Estableció su taller en Broome Street, en el barrio de Lower East Side de Manhattan en Nueva York. Probablemente no pudo haber elegido mejor lugar para desarrollar su trabajo, porque podría decirse que en aquellos momentos, la ciudad de Nueva York era la capital del mundo. Desde finales de los años cuarenta se había convertido en el refugio de los exiliados europeos que habían huido de los desastres de la Segunda Guerra Mundial, lo que sin duda enriqueció muchísimo la vida cultural de la ciudad. Rápidamente el arte y la cultura retomaron el camino que había dejado abierto la vanguardia de la primera mitad de siglo. En los cincuenta los pintores abstractos como Jackson Pollock o De Kooning empezaron a experimentar acerca de las posibilidades de expresión a través de la subjetividad y la no referencia al mundo exterior. Pero fue en los sesenta cuando la pintura y el arte dejaron de concentrarse en sí mismos para volver a introducirse en los grandes problemas sociales de la época. Evidentemente hablamos del pop art y de sus grandes artífices: Andy Warhol, Roy Lichtenstein, Claes Oldenburg, etc.

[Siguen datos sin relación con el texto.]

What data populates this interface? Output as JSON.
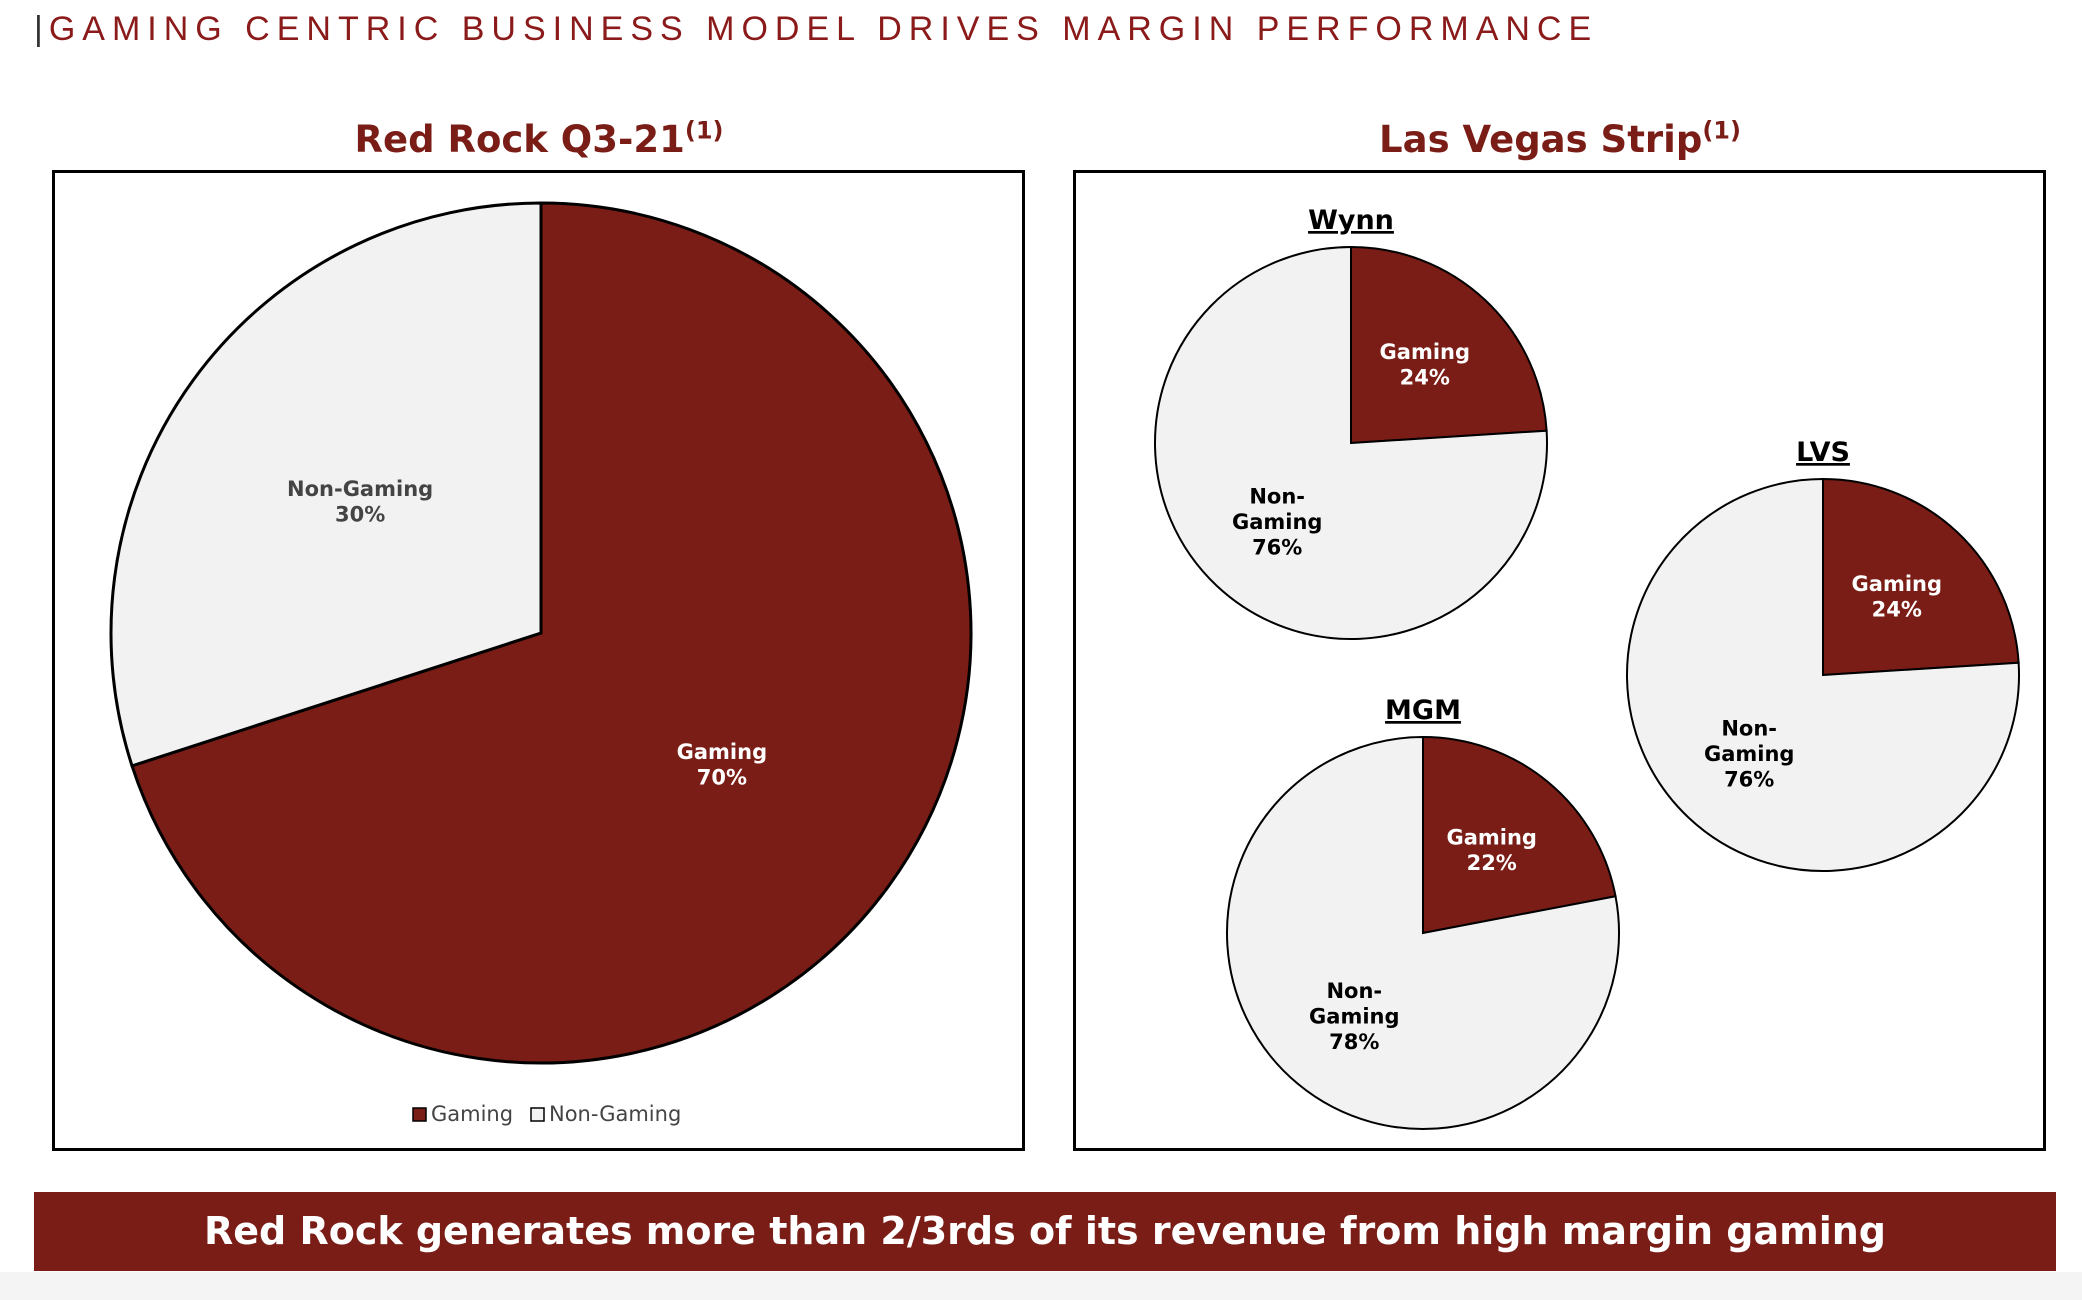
{
  "header": {
    "bar": "|",
    "title": "GAMING CENTRIC BUSINESS MODEL DRIVES MARGIN PERFORMANCE"
  },
  "left_panel": {
    "title": "Red Rock Q3-21",
    "footnote": "(1)"
  },
  "right_panel": {
    "title": "Las Vegas Strip",
    "footnote": "(1)"
  },
  "banner": {
    "text": "Red Rock generates more than 2/3rds of its revenue from high margin gaming"
  },
  "colors": {
    "gaming": "#7A1D16",
    "non_gaming": "#F2F2F2",
    "accent": "#8B1A1A"
  },
  "chart_data": [
    {
      "type": "pie",
      "title": "Red Rock Q3-21",
      "categories": [
        "Gaming",
        "Non-Gaming"
      ],
      "values": [
        70,
        30
      ],
      "labels": [
        "Gaming\n70%",
        "Non-Gaming\n30%"
      ],
      "legend": [
        "Gaming",
        "Non-Gaming"
      ],
      "legend_position": "bottom"
    },
    {
      "type": "pie",
      "title": "Wynn",
      "categories": [
        "Gaming",
        "Non-Gaming"
      ],
      "values": [
        24,
        76
      ],
      "labels": [
        "Gaming\n24%",
        "Non-\nGaming\n76%"
      ]
    },
    {
      "type": "pie",
      "title": "LVS",
      "categories": [
        "Gaming",
        "Non-Gaming"
      ],
      "values": [
        24,
        76
      ],
      "labels": [
        "Gaming\n24%",
        "Non-\nGaming\n76%"
      ]
    },
    {
      "type": "pie",
      "title": "MGM",
      "categories": [
        "Gaming",
        "Non-Gaming"
      ],
      "values": [
        22,
        78
      ],
      "labels": [
        "Gaming\n22%",
        "Non-\nGaming\n78%"
      ]
    }
  ]
}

Lipstick (Ascending) on Caterpillar Tracks o el Make Love not War de la escultura

Claes Oldenburg, Lipstick (Ascending) on Catterpillar Track, Morse College, Yale University, Estados Unidos, 1969

Claes Oldenburg, Lipstick (Ascending) on Catterpillar Tracks, Morse College, Yale University, Estados Unidos, 1969.

Vamos a hacer un análisis de la obra Lipstick (Ascending) on Caterpillar Tracks. Esta escultura forma parte de los proyectos a gran escala que desde la década de los sesenta vino desarrollando Oldenburg. Se trata de esculturas de grandes dimensiones ubicadas en lugares públicos, bajo los preceptos de la estética pop. La intención es la de descontextualizar determinados objetos de uso cotidiano para dotarlos de un nuevo significado; una actitud que ya venía investigándose desde el surgimiento del dadaísmo. El movimiento pop desarrolló hasta las últimas consecuencias este concepto de descontextualización, trasladándolo de los museos a los espacios de la vida cotidiana.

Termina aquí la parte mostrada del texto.